Rz. 303

Unmittelbar nach seiner Bestellung hat der Wahlvorstand "in der Wahlversammlung" die Wahl des Betriebsrates einzuleiten (§ 30 Abs. 1 S. 1 WO). Er muss hierfür die Wählerliste aufstellen (§ 30 Abs. 1 S. 2, S. 4 WO), die Zahl der Mindestsitze für das Geschlecht in der Minderheit errechnen (§ 32 WO) und das Wahlausschreiben erlassen (§ 31 WO). Zu Letzterem gehört, dass er die hierfür notwendigen Feststellungen trifft. Da diese Beschlüsse "in der Wahlversammlung" erlassen werden, ist davon auszugehen, dass diese erste Wahlvorstandssitzung öffentlich ist (Fitting, § 30 WO Rn 2; DKW/Homburg, § 30 WO Rn 9).
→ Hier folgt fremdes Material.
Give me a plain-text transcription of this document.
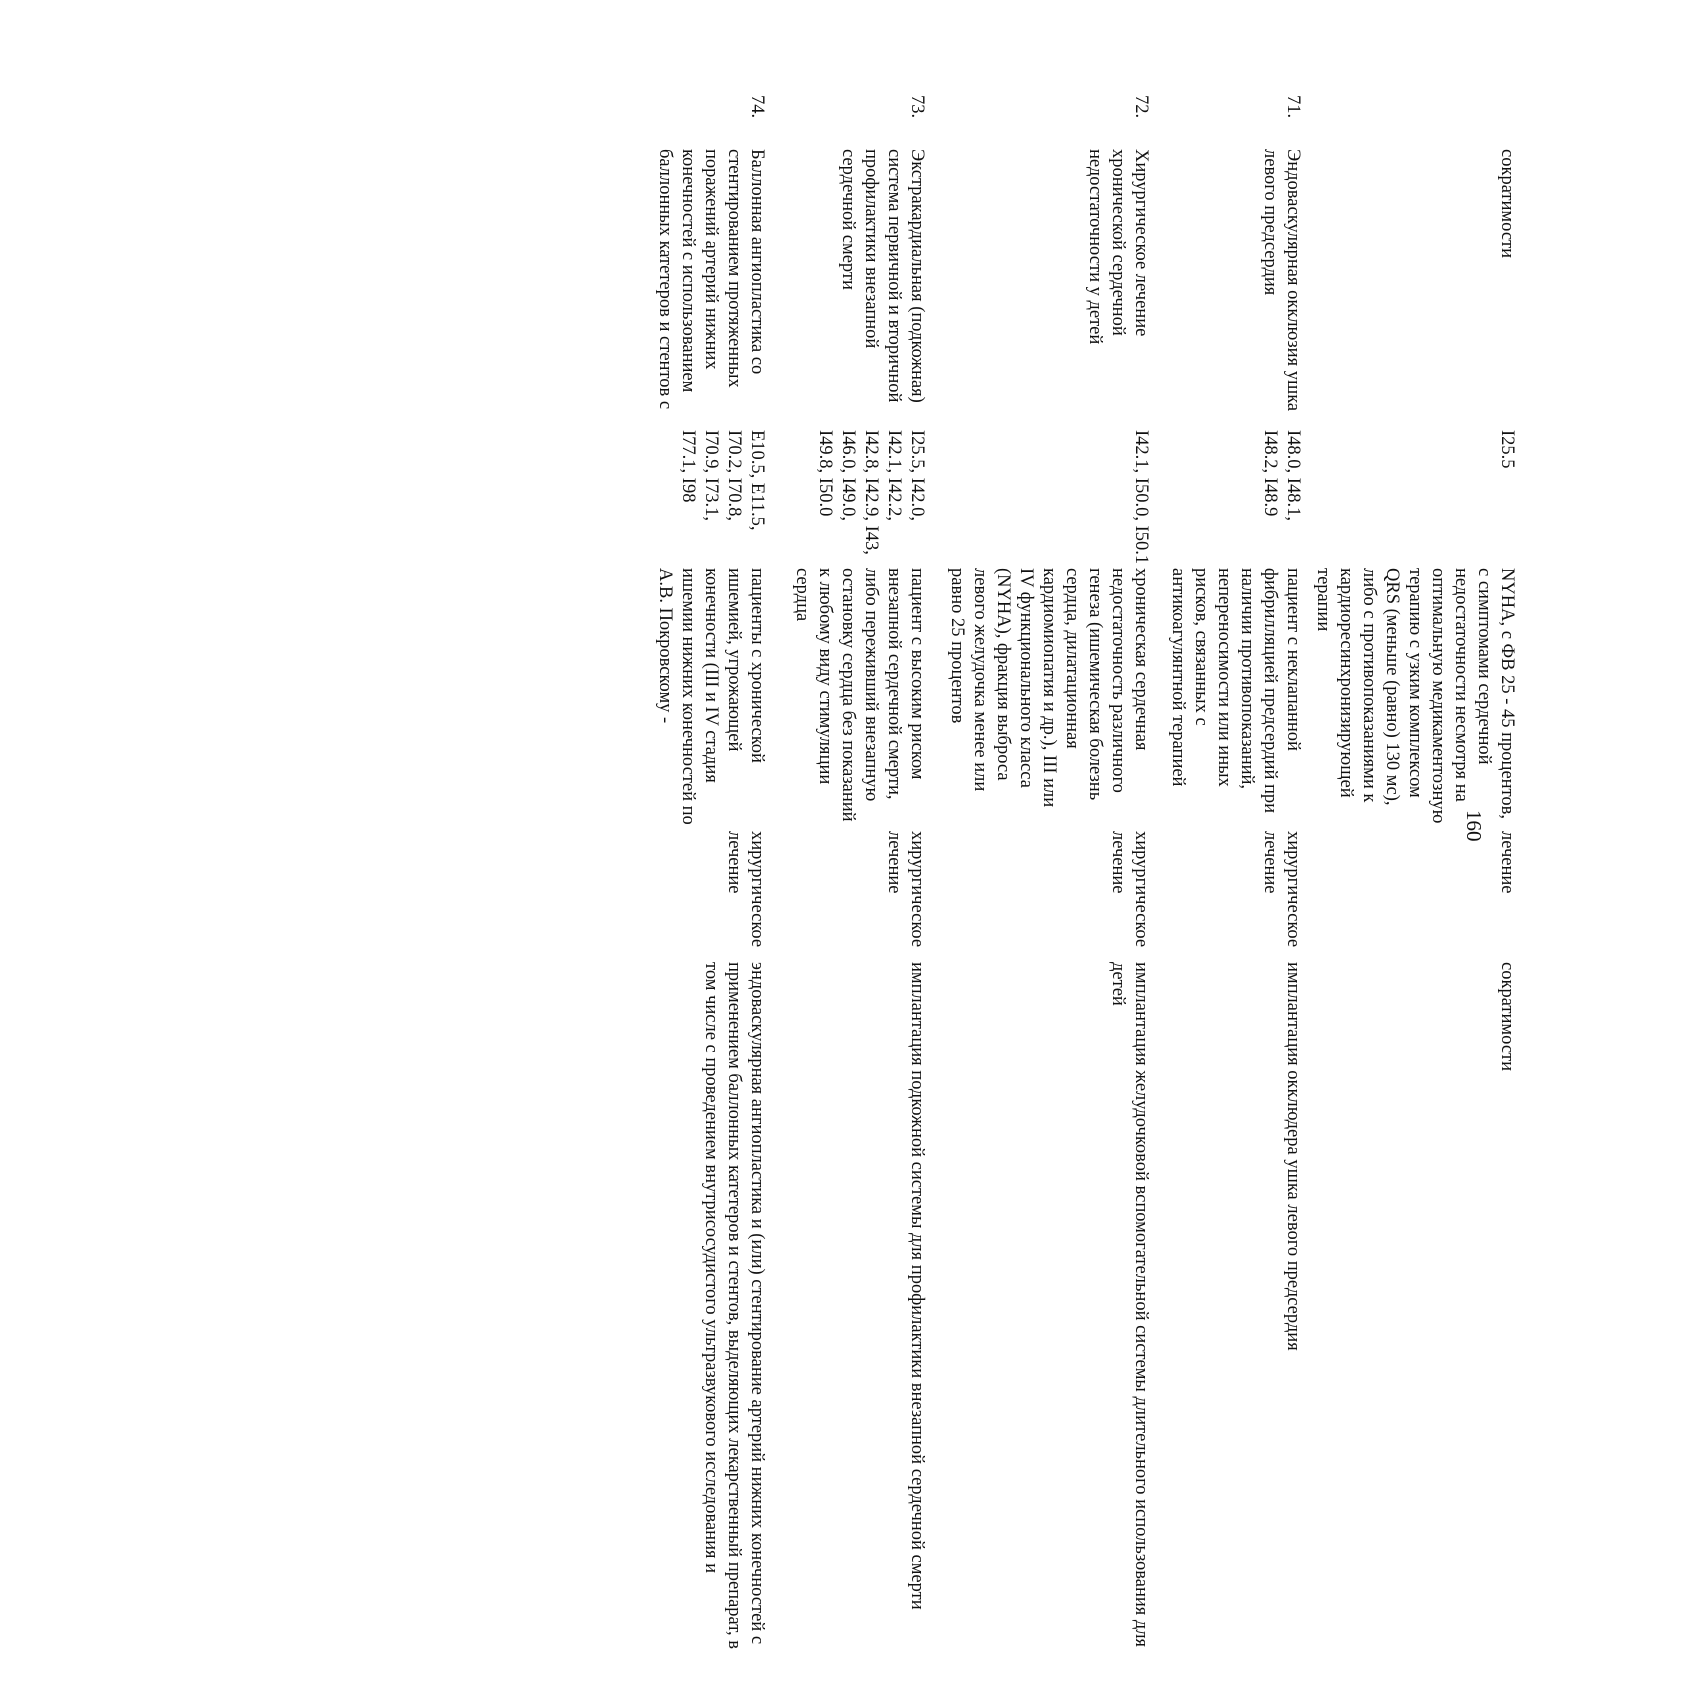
160

	сократимости	I25.5	NYHA, с ФВ 25 - 45 процентов, с симптомами сердечной недостаточности несмотря на оптимальную медикаментозную терапию с узким комплексом QRS (меньше (равно) 130 мс), либо с противопоказаниями к кардиоресинхронизирующей терапии	лечение	сократимости

71.	Эндоваскулярная окклюзия ушка левого предсердия	I48.0, I48.1, I48.2, I48.9	пациент с неклапанной фибрилляцией предсердий при наличии противопоказаний, непереносимости или иных рисков, связанных с антикоагулянтной терапией	хирургическое лечение	имплантация окклюдера ушка левого предсердия

72.	Хирургическое лечение хронической сердечной недостаточности у детей	I42.1, I50.0, I50.1	хроническая сердечная недостаточность различного генеза (ишемическая болезнь сердца, дилатационная кардиомиопатия и др.), III или IV функционального класса (NYHA), фракция выброса левого желудочка менее или равно 25 процентов	хирургическое лечение	имплантация желудочковой вспомогательной системы длительного использования для детей

73.	Экстракардиальная (подкожная) система первичной и вторичной профилактики внезапной сердечной смерти	I25.5, I42.0, I42.1, I42.2, I42.8, I42.9, I43, I46.0, I49.0, I49.8, I50.0	пациент с высоким риском внезапной сердечной смерти, либо переживший внезапную остановку сердца без показаний к любому виду стимуляции сердца	хирургическое лечение	имплантация подкожной системы для профилактики внезапной сердечной смерти

74.	Баллонная ангиопластика со стентированием протяженных поражений артерий нижних конечностей с использованием баллонных катетеров и стентов с	E10.5, E11.5, I70.2, I70.8, I70.9, I73.1, I77.1, I98	пациенты с хронической ишемией, угрожающей конечности (III и IV стадия ишемии нижних конечностей по А.В. Покровскому -	хирургическое лечение	эндоваскулярная ангиопластика и (или) стентирование артерий нижних конечностей с применением баллонных катетеров и стентов, выделяющих лекарственный препарат, в том числе с проведением внутрисосудистого ультразвукового исследования и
Der Auffassung, dass die Beschlüsse wie sonst auch in nicht öffentlicher Sitzung getroffen werden (dafür GK/Jacobs, § 30 WO Rn 1, m.w.N.), würde bedeuten, dass die Wahlversammlung hierfür vielleicht sogar mehrfach unterbrochen werden müsste, wobei unklar wäre, wie lange diese Unterbrechung dauern würde – immerhin sollen ja auch noch die Wahlvorschläge in dieser ersten Wahlversammlung gemacht und entgegengenommen werden.

 

Rz. 304

Im Hinblick auf die zwingenden Feststellungen in der Wahlversammlung dürfte es zulässig sein, diese erste Wahlversammlung zu vertagen – etwa wenn der Wahlvorstand für die zu treffenden Feststellungen noch weitere Informationen benötigt. Möglich ist, während der weiterlaufenden Wahlversammlung Informationen vom Arbeitgeber oder seinem Vertreter einzuholen (nach GK/Jacobs, § 30 WO Rn 2, als "kurzfristige Unterbrechung" bezeichnet. Sollen aber während dieser Unterbrechungen die teilnehmenden Arbeitnehmer wieder an ihren Arbeitsplatz zurückkehren müssen?). Falls die Einschätzungen des Wahlvorstandes nicht zutreffen, muss die Wahl ggf. angefochten werden. Der Zweck, so schnell wie möglich einen Betriebsrat zu bekommen, ist auch dann erreicht. Der Arbeitgeber ist selbst mitverantwortlich für Unklarheiten, wenn sich aus den von ihm übergebenen Unterlagen keine ausreichenden Feststellungen ablesen lassen. Korrekturen zur Wählerliste können wie im normalen Wahlverfahren bis zum Ende der zweiten Wahlversammlung noch nachträglich erfolgen.